Kit Blog

Self Care and Self Help Groups

16 May 2016 | Author: Andrew Hateley-Browne

Once someone develops a chronic condition (such as a loss of sensation) because of leprosy, they need to take regular care in all activities of daily living and work. Because this is such an extensive and life-long undertaking, it’s better for people affected by leprosy to take responsibility of their condition. This is why you support the implementation of Self Care and Self Help Groups in Timor Leste, Nepal, Nigeria and India. They’re small communities of people affected by leprosy who care, support and advocate for each other.

Self Care Groups

In a Self Care Group, individual participants are accountable in managing their own condition. But they’re also supported and accountable to the rest of the participants. The group is taught a daily routine of inspecting their bodies for signs of injury or infection, treatments for different injuries, exercises to prevent joint stiffness, and instructions in soaking and oiling their skin to prevent dryness.

Every time someone affected by leprosy presents to a medical clinic with an ulcer, a health worker has to dress it. That also requires the clinic to use their wound healing materials, like antiseptic, blades for trimming, Vaseline and bandages. Self Care Groups greatly reduce this dependency. That’s good on a number of accounts. It deals with wounds early so there’s ultimately less damage. It empowers people to act in their best interests (even though stigma tries to deny them). And it means that hospitals can direct resources to other needs. It also means that people affected by leprosy are able to access support without the expenses and inconvenience of travelling to a hospital. This is especially important for people who live in remote villages.

Participants of Self Care Groups are also shown how to wrap material around the handles of tools to protect their hands, or to use a pipe to blow on embers so they don’t get too close to the fire. Wearing shoes, sunglasses and gloves can also protect them. You give items like these when you buy Gifts of Love.

It’s helpful to have people who experience living with their own disabilities to explain self-care activities to other people affected by leprosy. Drawing upon their own experiences they can explain the benefits of regular self-care (or the risks of neglecting it). This way the Self Care Group can be mostly independently and find its own ways to support each other.

Over eight months ago, Sabitri joined a Self Care Group like this. The group taught her how to care for her numb limbs and wounds. With this instruction, Sabitri can prevent any further deformity and disability.

Self Help Groups

Self Care Groups are often the basis of Self Help Groups. But they serve a slightly different purpose. They are a way of assisting people affected by leprosy to integrate back into their communities and secure a livelihood.

Working together in a Self Help Group can bring about sustainable responses to the problems that they face, in a way that respects the different perspectives, experiences and needs of its members.

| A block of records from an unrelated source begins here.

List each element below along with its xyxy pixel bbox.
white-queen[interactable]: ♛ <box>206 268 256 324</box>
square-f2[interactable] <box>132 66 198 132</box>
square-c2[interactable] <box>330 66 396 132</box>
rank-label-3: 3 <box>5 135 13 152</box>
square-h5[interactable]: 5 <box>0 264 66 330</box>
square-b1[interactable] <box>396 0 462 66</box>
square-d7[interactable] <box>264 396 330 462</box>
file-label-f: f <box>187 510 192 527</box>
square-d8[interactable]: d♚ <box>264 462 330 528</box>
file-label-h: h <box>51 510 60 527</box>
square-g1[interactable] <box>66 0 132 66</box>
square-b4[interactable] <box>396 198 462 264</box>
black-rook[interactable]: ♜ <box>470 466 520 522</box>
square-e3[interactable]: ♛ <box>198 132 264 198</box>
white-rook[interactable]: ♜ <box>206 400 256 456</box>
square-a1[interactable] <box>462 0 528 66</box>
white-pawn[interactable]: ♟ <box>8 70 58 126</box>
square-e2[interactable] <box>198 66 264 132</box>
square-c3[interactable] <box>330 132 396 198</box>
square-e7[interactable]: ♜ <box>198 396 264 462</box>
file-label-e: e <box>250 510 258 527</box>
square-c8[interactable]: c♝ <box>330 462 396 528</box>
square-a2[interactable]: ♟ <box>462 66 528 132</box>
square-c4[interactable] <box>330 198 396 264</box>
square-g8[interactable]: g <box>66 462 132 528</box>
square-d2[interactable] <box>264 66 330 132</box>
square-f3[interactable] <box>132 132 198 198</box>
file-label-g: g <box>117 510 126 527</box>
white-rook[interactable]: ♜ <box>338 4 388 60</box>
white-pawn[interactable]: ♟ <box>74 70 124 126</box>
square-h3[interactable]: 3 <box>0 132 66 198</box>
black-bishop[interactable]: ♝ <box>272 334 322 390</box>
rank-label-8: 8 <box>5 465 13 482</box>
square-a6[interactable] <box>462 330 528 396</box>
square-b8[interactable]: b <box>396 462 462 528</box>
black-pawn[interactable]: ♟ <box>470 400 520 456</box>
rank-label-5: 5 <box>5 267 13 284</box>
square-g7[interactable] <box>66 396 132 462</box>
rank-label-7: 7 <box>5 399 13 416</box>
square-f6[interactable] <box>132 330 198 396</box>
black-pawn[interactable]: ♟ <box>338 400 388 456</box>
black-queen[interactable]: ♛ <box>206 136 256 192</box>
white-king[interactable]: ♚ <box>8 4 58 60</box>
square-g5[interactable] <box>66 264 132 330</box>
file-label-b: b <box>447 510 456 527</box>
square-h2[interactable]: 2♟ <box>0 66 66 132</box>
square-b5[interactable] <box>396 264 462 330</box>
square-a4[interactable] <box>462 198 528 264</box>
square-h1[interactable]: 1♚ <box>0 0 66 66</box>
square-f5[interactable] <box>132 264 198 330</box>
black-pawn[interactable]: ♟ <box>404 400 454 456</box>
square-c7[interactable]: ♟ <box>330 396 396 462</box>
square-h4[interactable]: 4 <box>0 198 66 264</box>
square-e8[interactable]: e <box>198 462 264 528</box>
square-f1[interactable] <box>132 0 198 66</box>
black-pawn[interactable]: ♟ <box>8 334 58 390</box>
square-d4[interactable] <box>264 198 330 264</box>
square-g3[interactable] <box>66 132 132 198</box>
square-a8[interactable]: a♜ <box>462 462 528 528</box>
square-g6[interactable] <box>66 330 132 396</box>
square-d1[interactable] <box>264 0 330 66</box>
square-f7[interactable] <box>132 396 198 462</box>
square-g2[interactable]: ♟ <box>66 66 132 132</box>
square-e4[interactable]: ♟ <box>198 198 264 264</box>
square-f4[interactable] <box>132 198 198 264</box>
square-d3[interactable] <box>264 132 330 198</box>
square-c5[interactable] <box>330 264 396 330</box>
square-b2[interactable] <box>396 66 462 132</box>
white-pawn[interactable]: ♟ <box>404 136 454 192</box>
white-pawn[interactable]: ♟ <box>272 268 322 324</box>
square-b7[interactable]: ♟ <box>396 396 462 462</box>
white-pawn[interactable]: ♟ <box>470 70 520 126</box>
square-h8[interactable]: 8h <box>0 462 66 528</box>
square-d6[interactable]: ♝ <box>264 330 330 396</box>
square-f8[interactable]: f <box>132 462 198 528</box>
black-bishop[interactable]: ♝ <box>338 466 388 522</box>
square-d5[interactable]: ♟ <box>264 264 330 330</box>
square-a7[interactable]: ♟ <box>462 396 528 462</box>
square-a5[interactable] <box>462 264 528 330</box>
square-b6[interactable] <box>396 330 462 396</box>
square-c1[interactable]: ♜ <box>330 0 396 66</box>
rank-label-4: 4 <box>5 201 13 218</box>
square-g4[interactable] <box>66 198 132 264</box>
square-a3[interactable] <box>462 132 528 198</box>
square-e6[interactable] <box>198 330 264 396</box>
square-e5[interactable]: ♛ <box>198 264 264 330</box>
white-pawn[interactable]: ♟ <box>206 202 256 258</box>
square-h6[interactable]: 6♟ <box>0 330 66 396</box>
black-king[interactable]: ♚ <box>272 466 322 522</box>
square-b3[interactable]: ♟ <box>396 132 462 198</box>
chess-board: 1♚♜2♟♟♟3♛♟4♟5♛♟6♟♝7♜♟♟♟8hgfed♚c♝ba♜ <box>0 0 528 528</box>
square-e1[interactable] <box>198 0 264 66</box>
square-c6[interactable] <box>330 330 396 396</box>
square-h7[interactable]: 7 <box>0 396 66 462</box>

In communities affected by leprosy and disability, The Leprosy Mission bring together interested people to develop ways they can improve their situation. Working together in a Self Help Group can bring about sustainable responses to the problems that they face, in a way that respects the different perspectives, experiences and needs of its members.

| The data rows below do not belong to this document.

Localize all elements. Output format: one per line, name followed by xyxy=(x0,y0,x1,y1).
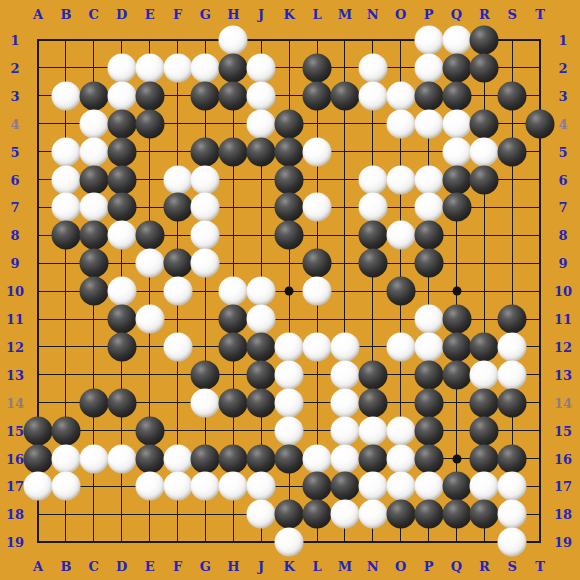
point-A1[interactable] xyxy=(24,26,52,54)
point-C19[interactable] xyxy=(80,528,108,556)
point-B18[interactable] xyxy=(52,500,80,528)
white-stone-F2[interactable] xyxy=(163,53,192,82)
black-stone-H5[interactable] xyxy=(219,137,248,166)
point-C18[interactable] xyxy=(80,500,108,528)
point-A14[interactable] xyxy=(24,389,52,417)
black-stone-M17[interactable] xyxy=(330,472,359,501)
white-stone-P1[interactable] xyxy=(414,26,443,55)
point-L19[interactable] xyxy=(303,528,331,556)
black-stone-E8[interactable] xyxy=(135,221,164,250)
point-C1[interactable] xyxy=(80,26,108,54)
black-stone-D5[interactable] xyxy=(107,137,136,166)
point-H15[interactable] xyxy=(219,417,247,445)
point-N5[interactable] xyxy=(359,138,387,166)
black-stone-E3[interactable] xyxy=(135,81,164,110)
white-stone-J2[interactable] xyxy=(247,53,276,82)
point-Q15[interactable] xyxy=(443,417,471,445)
white-stone-L10[interactable] xyxy=(303,277,332,306)
black-stone-P13[interactable] xyxy=(414,360,443,389)
point-D19[interactable] xyxy=(108,528,136,556)
point-A9[interactable] xyxy=(24,249,52,277)
point-E6[interactable] xyxy=(136,166,164,194)
black-stone-N8[interactable] xyxy=(358,221,387,250)
point-T9[interactable] xyxy=(526,249,554,277)
black-stone-F9[interactable] xyxy=(163,249,192,278)
point-G1[interactable] xyxy=(191,26,219,54)
point-F8[interactable] xyxy=(164,221,192,249)
point-N11[interactable] xyxy=(359,305,387,333)
white-stone-S12[interactable] xyxy=(498,332,527,361)
white-stone-F16[interactable] xyxy=(163,444,192,473)
black-stone-K16[interactable] xyxy=(275,444,304,473)
white-stone-J11[interactable] xyxy=(247,305,276,334)
point-T17[interactable] xyxy=(526,472,554,500)
white-stone-N2[interactable] xyxy=(358,53,387,82)
point-G12[interactable] xyxy=(191,333,219,361)
point-H13[interactable] xyxy=(219,361,247,389)
white-stone-K14[interactable] xyxy=(275,388,304,417)
white-stone-H1[interactable] xyxy=(219,26,248,55)
point-L13[interactable] xyxy=(303,361,331,389)
white-stone-D2[interactable] xyxy=(107,53,136,82)
black-stone-S5[interactable] xyxy=(498,137,527,166)
point-F4[interactable] xyxy=(164,110,192,138)
white-stone-E11[interactable] xyxy=(135,305,164,334)
white-stone-F6[interactable] xyxy=(163,165,192,194)
black-stone-P15[interactable] xyxy=(414,416,443,445)
point-B13[interactable] xyxy=(52,361,80,389)
white-stone-D3[interactable] xyxy=(107,81,136,110)
white-stone-K12[interactable] xyxy=(275,332,304,361)
point-O5[interactable] xyxy=(387,138,415,166)
point-T2[interactable] xyxy=(526,54,554,82)
white-stone-G2[interactable] xyxy=(191,53,220,82)
white-stone-C4[interactable] xyxy=(79,109,108,138)
point-T19[interactable] xyxy=(526,528,554,556)
black-stone-O18[interactable] xyxy=(386,500,415,529)
black-stone-Q18[interactable] xyxy=(442,500,471,529)
point-T8[interactable] xyxy=(526,221,554,249)
point-C11[interactable] xyxy=(80,305,108,333)
white-stone-M18[interactable] xyxy=(330,500,359,529)
point-G19[interactable] xyxy=(191,528,219,556)
black-stone-L2[interactable] xyxy=(303,53,332,82)
point-O14[interactable] xyxy=(387,389,415,417)
black-stone-J5[interactable] xyxy=(247,137,276,166)
white-stone-N15[interactable] xyxy=(358,416,387,445)
black-stone-H3[interactable] xyxy=(219,81,248,110)
white-stone-J4[interactable] xyxy=(247,109,276,138)
black-stone-D7[interactable] xyxy=(107,193,136,222)
point-T18[interactable] xyxy=(526,500,554,528)
point-G15[interactable] xyxy=(191,417,219,445)
black-stone-C10[interactable] xyxy=(79,277,108,306)
point-B19[interactable] xyxy=(52,528,80,556)
point-T11[interactable] xyxy=(526,305,554,333)
black-stone-S3[interactable] xyxy=(498,81,527,110)
black-stone-B15[interactable] xyxy=(51,416,80,445)
point-B10[interactable] xyxy=(52,277,80,305)
point-M19[interactable] xyxy=(331,528,359,556)
point-M7[interactable] xyxy=(331,193,359,221)
point-L11[interactable] xyxy=(303,305,331,333)
white-stone-N18[interactable] xyxy=(358,500,387,529)
white-stone-C5[interactable] xyxy=(79,137,108,166)
black-stone-P8[interactable] xyxy=(414,221,443,250)
black-stone-S11[interactable] xyxy=(498,305,527,334)
black-stone-A16[interactable] xyxy=(24,444,53,473)
point-D13[interactable] xyxy=(108,361,136,389)
point-M11[interactable] xyxy=(331,305,359,333)
black-stone-H16[interactable] xyxy=(219,444,248,473)
black-stone-G5[interactable] xyxy=(191,137,220,166)
white-stone-O4[interactable] xyxy=(386,109,415,138)
white-stone-B17[interactable] xyxy=(51,472,80,501)
white-stone-N3[interactable] xyxy=(358,81,387,110)
point-G4[interactable] xyxy=(191,110,219,138)
point-L6[interactable] xyxy=(303,166,331,194)
white-stone-O3[interactable] xyxy=(386,81,415,110)
point-O2[interactable] xyxy=(387,54,415,82)
black-stone-C3[interactable] xyxy=(79,81,108,110)
point-L1[interactable] xyxy=(303,26,331,54)
point-A7[interactable] xyxy=(24,193,52,221)
black-stone-S16[interactable] xyxy=(498,444,527,473)
black-stone-D11[interactable] xyxy=(107,305,136,334)
white-stone-S19[interactable] xyxy=(498,528,527,557)
point-H19[interactable] xyxy=(219,528,247,556)
black-stone-Q13[interactable] xyxy=(442,360,471,389)
point-E10[interactable] xyxy=(136,277,164,305)
black-stone-D12[interactable] xyxy=(107,332,136,361)
point-J7[interactable] xyxy=(247,193,275,221)
point-K2[interactable] xyxy=(275,54,303,82)
black-stone-L3[interactable] xyxy=(303,81,332,110)
black-stone-P9[interactable] xyxy=(414,249,443,278)
point-M1[interactable] xyxy=(331,26,359,54)
point-J6[interactable] xyxy=(247,166,275,194)
black-stone-O10[interactable] xyxy=(386,277,415,306)
black-stone-R14[interactable] xyxy=(470,388,499,417)
point-E13[interactable] xyxy=(136,361,164,389)
white-stone-O17[interactable] xyxy=(386,472,415,501)
point-T6[interactable] xyxy=(526,166,554,194)
black-stone-Q11[interactable] xyxy=(442,305,471,334)
point-C15[interactable] xyxy=(80,417,108,445)
white-stone-O8[interactable] xyxy=(386,221,415,250)
point-Q16[interactable] xyxy=(443,445,471,473)
white-stone-F17[interactable] xyxy=(163,472,192,501)
white-stone-K15[interactable] xyxy=(275,416,304,445)
white-stone-P7[interactable] xyxy=(414,193,443,222)
point-H4[interactable] xyxy=(219,110,247,138)
point-A6[interactable] xyxy=(24,166,52,194)
point-G10[interactable] xyxy=(191,277,219,305)
white-stone-J3[interactable] xyxy=(247,81,276,110)
point-P10[interactable] xyxy=(415,277,443,305)
white-stone-P2[interactable] xyxy=(414,53,443,82)
point-E14[interactable] xyxy=(136,389,164,417)
white-stone-L16[interactable] xyxy=(303,444,332,473)
white-stone-S18[interactable] xyxy=(498,500,527,529)
point-A19[interactable] xyxy=(24,528,52,556)
point-D9[interactable] xyxy=(108,249,136,277)
point-A3[interactable] xyxy=(24,82,52,110)
black-stone-J16[interactable] xyxy=(247,444,276,473)
point-L15[interactable] xyxy=(303,417,331,445)
black-stone-H12[interactable] xyxy=(219,332,248,361)
black-stone-L17[interactable] xyxy=(303,472,332,501)
point-D15[interactable] xyxy=(108,417,136,445)
black-stone-P18[interactable] xyxy=(414,500,443,529)
point-T10[interactable] xyxy=(526,277,554,305)
point-S4[interactable] xyxy=(498,110,526,138)
point-M6[interactable] xyxy=(331,166,359,194)
white-stone-P4[interactable] xyxy=(414,109,443,138)
white-stone-F10[interactable] xyxy=(163,277,192,306)
black-stone-R6[interactable] xyxy=(470,165,499,194)
point-R8[interactable] xyxy=(470,221,498,249)
white-stone-C7[interactable] xyxy=(79,193,108,222)
white-stone-K13[interactable] xyxy=(275,360,304,389)
point-C17[interactable] xyxy=(80,472,108,500)
white-stone-G8[interactable] xyxy=(191,221,220,250)
black-stone-E16[interactable] xyxy=(135,444,164,473)
point-F15[interactable] xyxy=(164,417,192,445)
point-T1[interactable] xyxy=(526,26,554,54)
point-D18[interactable] xyxy=(108,500,136,528)
point-Q8[interactable] xyxy=(443,221,471,249)
black-stone-K18[interactable] xyxy=(275,500,304,529)
point-R19[interactable] xyxy=(470,528,498,556)
point-Q14[interactable] xyxy=(443,389,471,417)
point-D17[interactable] xyxy=(108,472,136,500)
black-stone-Q2[interactable] xyxy=(442,53,471,82)
point-A12[interactable] xyxy=(24,333,52,361)
point-G11[interactable] xyxy=(191,305,219,333)
black-stone-C14[interactable] xyxy=(79,388,108,417)
point-Q19[interactable] xyxy=(443,528,471,556)
black-stone-S14[interactable] xyxy=(498,388,527,417)
white-stone-R5[interactable] xyxy=(470,137,499,166)
white-stone-Q4[interactable] xyxy=(442,109,471,138)
white-stone-J17[interactable] xyxy=(247,472,276,501)
point-R3[interactable] xyxy=(470,82,498,110)
white-stone-G7[interactable] xyxy=(191,193,220,222)
black-stone-L9[interactable] xyxy=(303,249,332,278)
white-stone-B7[interactable] xyxy=(51,193,80,222)
point-A11[interactable] xyxy=(24,305,52,333)
point-D1[interactable] xyxy=(108,26,136,54)
white-stone-L7[interactable] xyxy=(303,193,332,222)
black-stone-M3[interactable] xyxy=(330,81,359,110)
point-L14[interactable] xyxy=(303,389,331,417)
black-stone-P14[interactable] xyxy=(414,388,443,417)
black-stone-D14[interactable] xyxy=(107,388,136,417)
point-O9[interactable] xyxy=(387,249,415,277)
point-E12[interactable] xyxy=(136,333,164,361)
point-B12[interactable] xyxy=(52,333,80,361)
point-R10[interactable] xyxy=(470,277,498,305)
black-stone-Q6[interactable] xyxy=(442,165,471,194)
black-stone-R1[interactable] xyxy=(470,26,499,55)
white-stone-M15[interactable] xyxy=(330,416,359,445)
white-stone-Q5[interactable] xyxy=(442,137,471,166)
white-stone-F12[interactable] xyxy=(163,332,192,361)
point-O7[interactable] xyxy=(387,193,415,221)
black-stone-K5[interactable] xyxy=(275,137,304,166)
point-T15[interactable] xyxy=(526,417,554,445)
point-S8[interactable] xyxy=(498,221,526,249)
black-stone-R16[interactable] xyxy=(470,444,499,473)
point-B2[interactable] xyxy=(52,54,80,82)
point-K1[interactable] xyxy=(275,26,303,54)
point-F11[interactable] xyxy=(164,305,192,333)
white-stone-R13[interactable] xyxy=(470,360,499,389)
point-L8[interactable] xyxy=(303,221,331,249)
point-N1[interactable] xyxy=(359,26,387,54)
black-stone-K7[interactable] xyxy=(275,193,304,222)
point-T12[interactable] xyxy=(526,333,554,361)
point-F13[interactable] xyxy=(164,361,192,389)
white-stone-P12[interactable] xyxy=(414,332,443,361)
point-S2[interactable] xyxy=(498,54,526,82)
point-A4[interactable] xyxy=(24,110,52,138)
point-O1[interactable] xyxy=(387,26,415,54)
black-stone-E4[interactable] xyxy=(135,109,164,138)
point-F3[interactable] xyxy=(164,82,192,110)
point-S15[interactable] xyxy=(498,417,526,445)
white-stone-R17[interactable] xyxy=(470,472,499,501)
white-stone-J18[interactable] xyxy=(247,500,276,529)
point-K10[interactable] xyxy=(275,277,303,305)
point-A8[interactable] xyxy=(24,221,52,249)
black-stone-T4[interactable] xyxy=(526,109,555,138)
white-stone-D10[interactable] xyxy=(107,277,136,306)
point-A13[interactable] xyxy=(24,361,52,389)
black-stone-R4[interactable] xyxy=(470,109,499,138)
white-stone-S13[interactable] xyxy=(498,360,527,389)
white-stone-M13[interactable] xyxy=(330,360,359,389)
white-stone-O16[interactable] xyxy=(386,444,415,473)
black-stone-J12[interactable] xyxy=(247,332,276,361)
point-F18[interactable] xyxy=(164,500,192,528)
point-E1[interactable] xyxy=(136,26,164,54)
point-P5[interactable] xyxy=(415,138,443,166)
white-stone-D8[interactable] xyxy=(107,221,136,250)
black-stone-Q3[interactable] xyxy=(442,81,471,110)
point-P19[interactable] xyxy=(415,528,443,556)
black-stone-G13[interactable] xyxy=(191,360,220,389)
point-F19[interactable] xyxy=(164,528,192,556)
point-T3[interactable] xyxy=(526,82,554,110)
point-F1[interactable] xyxy=(164,26,192,54)
black-stone-C8[interactable] xyxy=(79,221,108,250)
point-T13[interactable] xyxy=(526,361,554,389)
black-stone-D6[interactable] xyxy=(107,165,136,194)
black-stone-N16[interactable] xyxy=(358,444,387,473)
white-stone-S17[interactable] xyxy=(498,472,527,501)
black-stone-B8[interactable] xyxy=(51,221,80,250)
black-stone-A15[interactable] xyxy=(24,416,53,445)
black-stone-H11[interactable] xyxy=(219,305,248,334)
point-S1[interactable] xyxy=(498,26,526,54)
white-stone-M14[interactable] xyxy=(330,388,359,417)
white-stone-L5[interactable] xyxy=(303,137,332,166)
point-O11[interactable] xyxy=(387,305,415,333)
point-H6[interactable] xyxy=(219,166,247,194)
white-stone-N7[interactable] xyxy=(358,193,387,222)
white-stone-E9[interactable] xyxy=(135,249,164,278)
black-stone-L18[interactable] xyxy=(303,500,332,529)
point-J15[interactable] xyxy=(247,417,275,445)
point-J8[interactable] xyxy=(247,221,275,249)
point-N12[interactable] xyxy=(359,333,387,361)
point-B14[interactable] xyxy=(52,389,80,417)
white-stone-J10[interactable] xyxy=(247,277,276,306)
point-K9[interactable] xyxy=(275,249,303,277)
point-A2[interactable] xyxy=(24,54,52,82)
white-stone-O15[interactable] xyxy=(386,416,415,445)
point-E18[interactable] xyxy=(136,500,164,528)
white-stone-G6[interactable] xyxy=(191,165,220,194)
white-stone-M12[interactable] xyxy=(330,332,359,361)
black-stone-K4[interactable] xyxy=(275,109,304,138)
white-stone-D16[interactable] xyxy=(107,444,136,473)
white-stone-C16[interactable] xyxy=(79,444,108,473)
point-K11[interactable] xyxy=(275,305,303,333)
point-A5[interactable] xyxy=(24,138,52,166)
black-stone-N13[interactable] xyxy=(358,360,387,389)
black-stone-E15[interactable] xyxy=(135,416,164,445)
point-T7[interactable] xyxy=(526,193,554,221)
black-stone-P16[interactable] xyxy=(414,444,443,473)
point-H9[interactable] xyxy=(219,249,247,277)
white-stone-M16[interactable] xyxy=(330,444,359,473)
point-S7[interactable] xyxy=(498,193,526,221)
white-stone-L12[interactable] xyxy=(303,332,332,361)
black-stone-H14[interactable] xyxy=(219,388,248,417)
point-H18[interactable] xyxy=(219,500,247,528)
point-H8[interactable] xyxy=(219,221,247,249)
point-T16[interactable] xyxy=(526,445,554,473)
point-A18[interactable] xyxy=(24,500,52,528)
point-R9[interactable] xyxy=(470,249,498,277)
point-J19[interactable] xyxy=(247,528,275,556)
point-E19[interactable] xyxy=(136,528,164,556)
white-stone-O12[interactable] xyxy=(386,332,415,361)
black-stone-J13[interactable] xyxy=(247,360,276,389)
point-M8[interactable] xyxy=(331,221,359,249)
white-stone-N6[interactable] xyxy=(358,165,387,194)
black-stone-C6[interactable] xyxy=(79,165,108,194)
black-stone-Q12[interactable] xyxy=(442,332,471,361)
black-stone-Q7[interactable] xyxy=(442,193,471,222)
white-stone-H17[interactable] xyxy=(219,472,248,501)
point-L4[interactable] xyxy=(303,110,331,138)
white-stone-B16[interactable] xyxy=(51,444,80,473)
black-stone-R15[interactable] xyxy=(470,416,499,445)
point-Q10[interactable] xyxy=(443,277,471,305)
point-A10[interactable] xyxy=(24,277,52,305)
point-K17[interactable] xyxy=(275,472,303,500)
white-stone-Q1[interactable] xyxy=(442,26,471,55)
black-stone-N9[interactable] xyxy=(358,249,387,278)
white-stone-B5[interactable] xyxy=(51,137,80,166)
black-stone-R12[interactable] xyxy=(470,332,499,361)
white-stone-K19[interactable] xyxy=(275,528,304,557)
black-stone-N14[interactable] xyxy=(358,388,387,417)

Your gifts provide some financial support so that micro-loans can be made to members of Self Help Groups. Normally these loans either establish a small business, or provide some capital to modestly expand a business. For example, a participant might establish a vegetable garden, and then sell off the excess produce for additional income. Or they might establish a small shop and use the money to stock it with products. Lending members pay back this money and then the money is ‘recycled’ to another member of the Self Help Group.

Sabitri has indicated that she would like to raise and sell goats or chickens. It’s something that she could do—even with her disabilities. The RECLAIM Self Help Group could give a grant to do this. It will take time before Sabitri and her daughter Laxmi get back on their feet. But there is hope now that she is connected to the RECLAIM project that you make possible. Your prayers and gifts support so many people like Sabitiri and Laxmi. Thank you.